'31 Mart Vak'ası' diye bilinen ve milâdî 1909 tarihinde, Selânik'ten, -tabiatiyle Başkumandan da olan- Sultan Abdulhamîd'in emir ve izni olmaksızın, yani başına-buyruk olarak yola çıkan ve bu yüzden kendilerine 'Hareket Ordusu' adını veren Mahmûd Şevket Paşa komutasındaki askerî birlikler, taa İstanbul'a kadar, hiçbir mukavemet olmaksızın gelip, sosyo-politik hayata hâkim olan güçler, II. Abdülhamîd'in 33 yıllık iktidarına, 27 Nisan 1909 günü son veriyorlardı.
II. Abdülhamîd, (Halife-i Muslimîn) sıfatı da olduğu halde, onun emrindeki birilerince onun hakkında azil fetvâsı verilmesinin mantıken de şer'î hukuk açısından da bir itibarı yokken, uyduruk bir fetvâya boyun eğmesinde, Şazelî Tarikatı'nın lideri olan Medineli M. Fahreddin Efendi'yle yaptığı bir görüşmede, devlet idaresinden habersiz Şeyh'in, 'Oğlum Hâmid, buraya kadar.. Saltanat için 33 sene yeter.. Kan dökülmesin..' gibi bir tavsiyede bulunmasıyla makamını devretmesi, herhalde, ibretlik bir tarihî ve yanlış karar ânı olarak görülmelidir.
*
Bütün bu gelişmeler sırasında Enver Paşa, İttihad-Terakkî'nin en güçlü ismidir; sonra Tal'ât ve Cemal Paşa'lar gelir..
Yeni Sultan Reşad ise bir 'kukla' durumundaydı.. Ve yayınladığı fermanlar için bile, 'Enver ne der; Tal'ât ne der?' korkusu içinde, iradesizce, tereddütler içinde hareket ederdi.. (Cumhuriyet döneminde, Sultan II. Abdülhamîd ve son Padişah Vahdeddin, bir asra yakın bir süre boyunca ağır şekilde eleştirilmişken; Sultan Reşad'a hiçbir eleştiri getirilmemesinin sebebi onun bu iradesiz tavrından da anlaşılabilir..)
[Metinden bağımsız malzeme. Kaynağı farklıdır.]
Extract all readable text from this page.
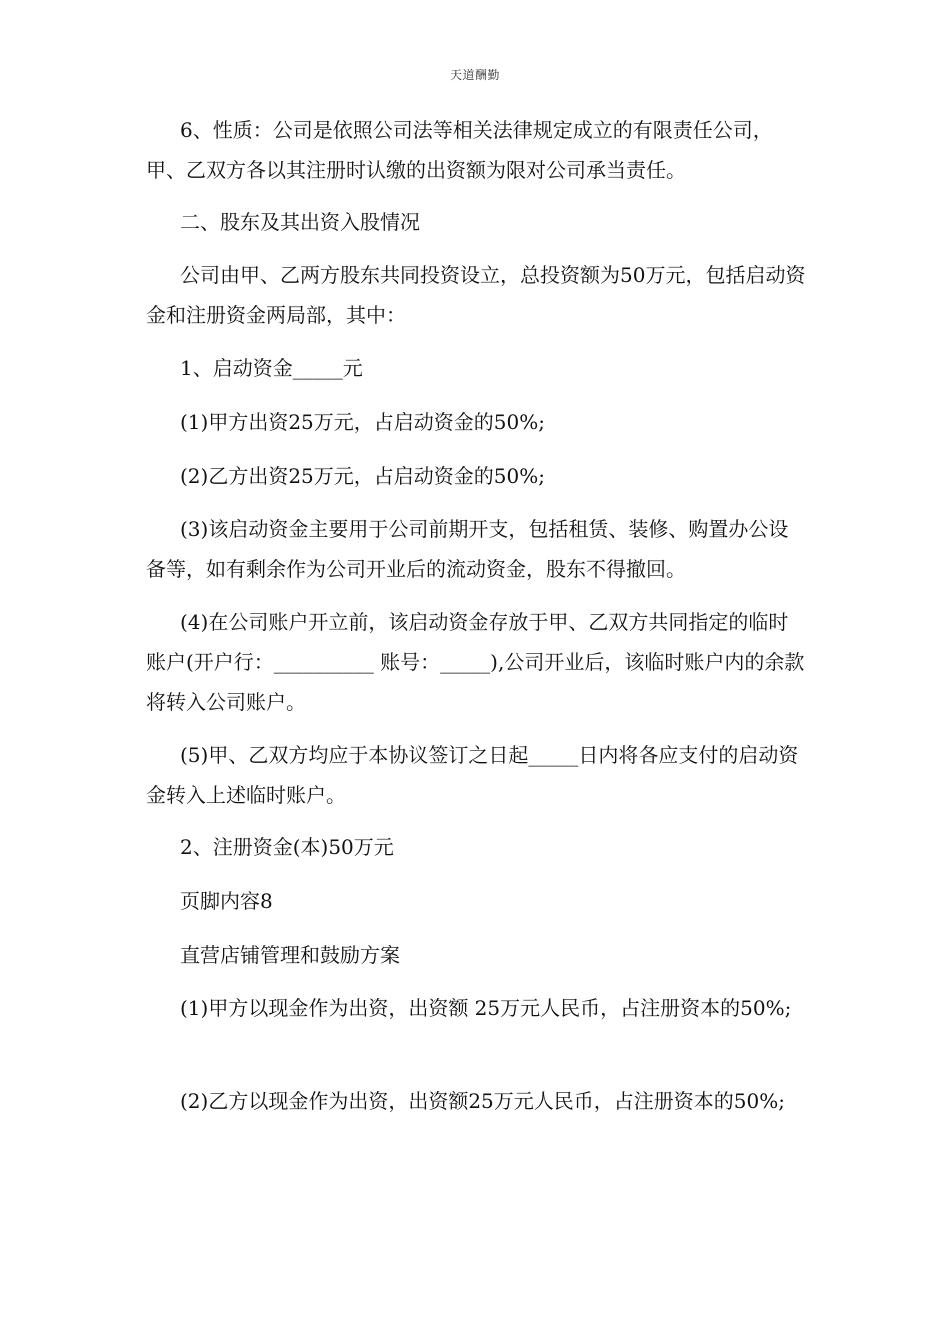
天道酬勤

6、性质：公司是依照公司法等相关法律规定成立的有限责任公司，甲、乙双方各以其注册时认缴的出资额为限对公司承当责任。

二、股东及其出资入股情况

公司由甲、乙两方股东共同投资设立，总投资额为50万元，包括启动资金和注册资金两局部，其中：

1、启动资金_____元

(1)甲方出资25万元，占启动资金的50%;

(2)乙方出资25万元，占启动资金的50%;

(3)该启动资金主要用于公司前期开支，包括租赁、装修、购置办公设备等，如有剩余作为公司开业后的流动资金，股东不得撤回。

(4)在公司账户开立前，该启动资金存放于甲、乙双方共同指定的临时账户(开户行：__________ 账号：_____),公司开业后，该临时账户内的余款将转入公司账户。

(5)甲、乙双方均应于本协议签订之日起_____日内将各应支付的启动资金转入上述临时账户。

2、注册资金(本)50万元

页脚内容8

直营店铺管理和鼓励方案

(1)甲方以现金作为出资，出资额 25万元人民币，占注册资本的50%;

(2)乙方以现金作为出资，出资额25万元人民币，占注册资本的50%;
Sultan Abdülhamîd'in devrilmesinden sonra, payitaht İstanbul'da bozulan düzen, büyük bedenin her tarafında daha derin bir ruhî çöküntü ve kramp sancıları halinde kendisini hissettiriyordu.. İşte tam o sırada, Balkan Savaşı patladı, Rumeli bütünüyle kaybedildi.
Gazi Ahmed Muhtar Paşa, üç ay süren 'Sadrâzamlığı'ndan sonra, Ekim-1912'de istifa etmişti ve yeni bir hükûmet kurulamıyordu. İşte o sırada, İttihadçıların ünlü sergerdesi Yakub Cemil'in çılgınca eylemleri ve Bâb-ı Âli'yi basması, Harbiye Nâzırı Nâzım Paşa'nın bile öldürülmesinden sonra, İttihad ve Terakki Cemiyeti (Partisi) devletin tek sahibi oldu.
Hele de ordunun hemen bütün subaylarının İttihadçı olmak ve olmamak şeklinde tam bir ayrışmaya uğramasının ve bu ayrışma yüzünden, darda olan askerî birliklerin imdadına yetişmek imkânı olduğu halde, sırf bu siyasî zıddiyet yüzünden karşıt komutanların zafer kazanmasına yardımcı olmamak körlüğüyle bile nice askerî birliklerin düşman tarafından imhâ olunmasının da sevkıyle Balkan Harbi'nin ilk merhalesi ağır yenilgilerle noktalandı..
Sultan Abdülhamîd, Selânik'e sürgüne gönderilmişti, ama bütün bu ağır ve acı gelişmeler sırasında, 450 yıl boyunca Osmanlı'nın elinde olan Selanik de Bulgar ordusunun eline geçmek üzereyken, 'mahlû sultan' Abdülhamîd, İstanbul'a getirildi... Selanik'teki ordunun başındaki kumandan Hasan Tahsin Paşa ise, 'Ben bu şehri Bulgar ordusuna bırakmam!' diyerek, Yunan ordusuna teslim etti, savaşsız olarak.. (Yunan Hükûmeti de onun kadr-u kıymetini bilerek, bir heykelini dikti...)
Bu arada, İtalya da Ege'deki Osmanlı adalarının en önemlilerinden olan On İki Ada'yı işgal etmişti.
(Sonunda On İki Ada, 1913'de, bir antlaşmayla İtalya'ya bırakıldı, ama 'İtalya, ileride bu adaları terk etmek durumunda olursa, Osmanlı Devleti'ne iade edeceği' de antlaşma metninde yer aldı.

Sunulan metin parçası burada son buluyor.